Penser les mutations culturelles

La globalisation a contribué à un changement quantitatif et qualitatif dans les croisements culturels
(Smiers, 2003). Comme l’expliquent Mattelart, à propos de Hall (1997) et d’Appadurai (1996), ou Morris

et Schlesinger, au sujet des travaux de Garcia Canclini, de nombreux chercheurs tendent à voir dans la

globalisation des hybridations fertiles faites de délocalisations et de relocalisations, d’indigénisation, de

créolisation, susceptibles de produire de nouvelles formes d'expression culturelle intégrant les apports

extérieurs, de susciter de nouvelles identités délocalisées, éventuellement relocalisées ailleurs en

fonction des migrations, avec comme résultat un monde toujours plus hétérogène. D’autres auteurs

expliquent inlassablement que les cultures ont toujours été en mouvement (Cuche, 1998) et les

civilisations ouvertes aux influences de l’altérité, mais qu’elles disposent de ressources insoupçonnées

pour se recomposer, se recycler, se réapproprier les apports venus de l’extérieur :
« On constate que
chaque culture, chaque groupe conserve son quant à soi et défend son identité en recontextualisant les biens

importés »
(Warnier, 1999, 106-108). Et le chœur de reprendre que, malgré les évidences, nous sommes
bien loin d’une uniformisation culturelle du monde, que toutes les inquiétudes nourries à cet égard

sont réactionnaires. D’autres voix, moins nombreuses sans doute, dénoncent cette « idéologie

moderniste qui nous abreuve d’ouverture, de nomadisme, de cosmopolitisme, de métissage, mais qui,

au mieux refuse de voir le problème, au pis le disqualifie en parlant de comportement conservateur »

(Wolton, 2004, 50).

Une décennie plus tard les observateurs se sont faits plus circonspects. « À l’âge hypermoderne, les

peuples s'attachent d'autant plus à exalter leur singularité et à réhabiliter leurs racines qu'ils sont

emportés dans une même dynamique de modernisation laquelle, n'en déplaise aux esprits

politiquement corrects, signifie d'une manière ou d'une autre occidentalisation du monde » rappelle

Lipovetsky. Dans un même ouvrage, Juvin porte un jugement encore plus radical. Nul ne peut regretter

que les cultures se parlent, se mêlent, échangent, dit-il, mais d’ajouter :
« Le terme d'écologie humaine est
banni ; il faudra bien un jour s’interroger y pour savoir si le premier crime du développement n'est pas la

formidable destruction du patrimoine de l'humanité, qu'il réalise, au mépris le plus manifeste du droit des

hommes à leur culture, à leurs mœurs, à leur fierté »
(Lipovetsky, Juvin, 2010, 301-302). Un sujet sur lequel
revient Wolton, à propos de ce qu’il appelle la
« troisième mondialisation », caractérisée par le
surgissement de la problématique des identités culturelles :
« Pourquoi respecter, enfin, la diversité de la
nature au travers de l’écologie, et demeurer si indifférent à la diversité culturelle des hommes et des sociétés »

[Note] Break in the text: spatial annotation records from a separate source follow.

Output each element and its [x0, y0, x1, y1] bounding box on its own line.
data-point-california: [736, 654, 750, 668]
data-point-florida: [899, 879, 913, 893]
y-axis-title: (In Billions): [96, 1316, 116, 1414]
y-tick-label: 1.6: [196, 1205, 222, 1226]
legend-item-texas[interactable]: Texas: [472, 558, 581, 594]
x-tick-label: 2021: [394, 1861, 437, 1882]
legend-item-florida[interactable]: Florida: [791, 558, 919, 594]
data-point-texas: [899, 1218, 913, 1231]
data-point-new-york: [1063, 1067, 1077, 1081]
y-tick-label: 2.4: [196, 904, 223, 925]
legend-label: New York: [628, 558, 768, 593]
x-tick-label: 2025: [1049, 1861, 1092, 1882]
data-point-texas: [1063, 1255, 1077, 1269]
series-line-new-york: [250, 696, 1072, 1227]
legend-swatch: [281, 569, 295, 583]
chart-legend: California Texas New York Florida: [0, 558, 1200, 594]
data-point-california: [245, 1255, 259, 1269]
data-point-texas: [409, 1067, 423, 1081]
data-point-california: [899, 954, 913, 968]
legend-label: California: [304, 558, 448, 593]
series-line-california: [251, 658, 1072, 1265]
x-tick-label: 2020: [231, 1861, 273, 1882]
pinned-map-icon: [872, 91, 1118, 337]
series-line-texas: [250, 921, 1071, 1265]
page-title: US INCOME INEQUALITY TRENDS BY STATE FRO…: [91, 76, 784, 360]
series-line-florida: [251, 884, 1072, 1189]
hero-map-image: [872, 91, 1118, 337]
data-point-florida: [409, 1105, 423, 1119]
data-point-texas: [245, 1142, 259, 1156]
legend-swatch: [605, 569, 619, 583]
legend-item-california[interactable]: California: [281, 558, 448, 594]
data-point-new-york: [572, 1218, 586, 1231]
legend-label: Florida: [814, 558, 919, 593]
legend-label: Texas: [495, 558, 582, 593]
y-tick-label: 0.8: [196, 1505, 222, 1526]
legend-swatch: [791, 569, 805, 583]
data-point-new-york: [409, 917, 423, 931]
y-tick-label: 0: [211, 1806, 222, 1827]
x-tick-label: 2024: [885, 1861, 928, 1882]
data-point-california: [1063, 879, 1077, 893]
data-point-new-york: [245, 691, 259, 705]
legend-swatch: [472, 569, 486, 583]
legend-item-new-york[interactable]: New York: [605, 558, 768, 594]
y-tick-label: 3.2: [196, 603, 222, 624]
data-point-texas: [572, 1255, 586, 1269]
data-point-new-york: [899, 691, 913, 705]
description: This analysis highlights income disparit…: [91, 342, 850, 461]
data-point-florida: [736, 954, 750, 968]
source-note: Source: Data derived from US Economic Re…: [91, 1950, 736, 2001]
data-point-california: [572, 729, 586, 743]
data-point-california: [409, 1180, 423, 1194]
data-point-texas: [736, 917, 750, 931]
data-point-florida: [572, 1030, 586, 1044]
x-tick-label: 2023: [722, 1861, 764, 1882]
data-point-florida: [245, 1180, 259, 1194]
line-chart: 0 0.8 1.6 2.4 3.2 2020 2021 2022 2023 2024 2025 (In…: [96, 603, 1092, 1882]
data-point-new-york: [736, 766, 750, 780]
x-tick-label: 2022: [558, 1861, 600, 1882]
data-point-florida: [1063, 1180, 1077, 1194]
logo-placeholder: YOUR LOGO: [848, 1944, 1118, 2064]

(Wolton, 2012, 21). Kymlicka (2007), qui a étudié la diffusion du multiculturalisme comme norme

internationale, souligne que les concepts de la diversité et du multiculturalisme sont liés à des

contradictions juridiques et des manipulations politiques qui rendent l’internationalisation du

multiculturalisme précaire et instable.

Problématique

Aujourd’hui le sujet de la diversité des cultures dans le jeu de la mondialisation ne semble plus vraiment
d’actualité. Comme si l’Humanité s’était résolue à en accepter la disparition et l’avait déjà oubliée,

effacée de sa mémoire collective, considérant que c’est une fausse question, aussi inadéquate que celle

de regretter le passé. Les chercheurs en prennent acte ; ils se focalisent désormais sur les métissages

culturels, les pratiques hybrides, la gentrification des centres-villes et des territoires, l’émergence

d’hyper-lieux idylliques ou inversement sur la banalisation des bidonvilles et des camps d’enfermement

des laissés-pour-compte de la mondialisation (Agier 2014 ; Guidikova 2014 ; Lussault 2017 ; Boltanski et

Esquerre, 2017). D’autres auteurs évoquent même la mort du multiculturalisme (Lentin et Titley 2011 ;

Joppke 2017).

Pendant deux siècles, la modernité s’est forcée de faire émerger l’individu, de l’extraire de la gangue des

cultures locales dans laquelle il était enfermé. Avec les technologies de communication digitales, le

rapport de forces entre le global et le local s’est inversé. Le global domine partout. Les productions des

industries culturelles distribuées à échelle planétaire par les médias de masse et l’Internet véhiculent et

universalisent de nouveaux modèles, jusqu’à en imprégner l’univers des sociétés les plus reculées ; ils

conduisent inéluctablement à l’effacement des alternatives. La connectique, en individualisant les flux

de distribution, y ajoute une dimension supplémentaire : l’explosion de la diversité en parcelles de

différences qui se combinent entre elles dans un cosmopolitisme généralisé, sans cesse en

recomposition, créatif, fertile mais superficiel et épuisant.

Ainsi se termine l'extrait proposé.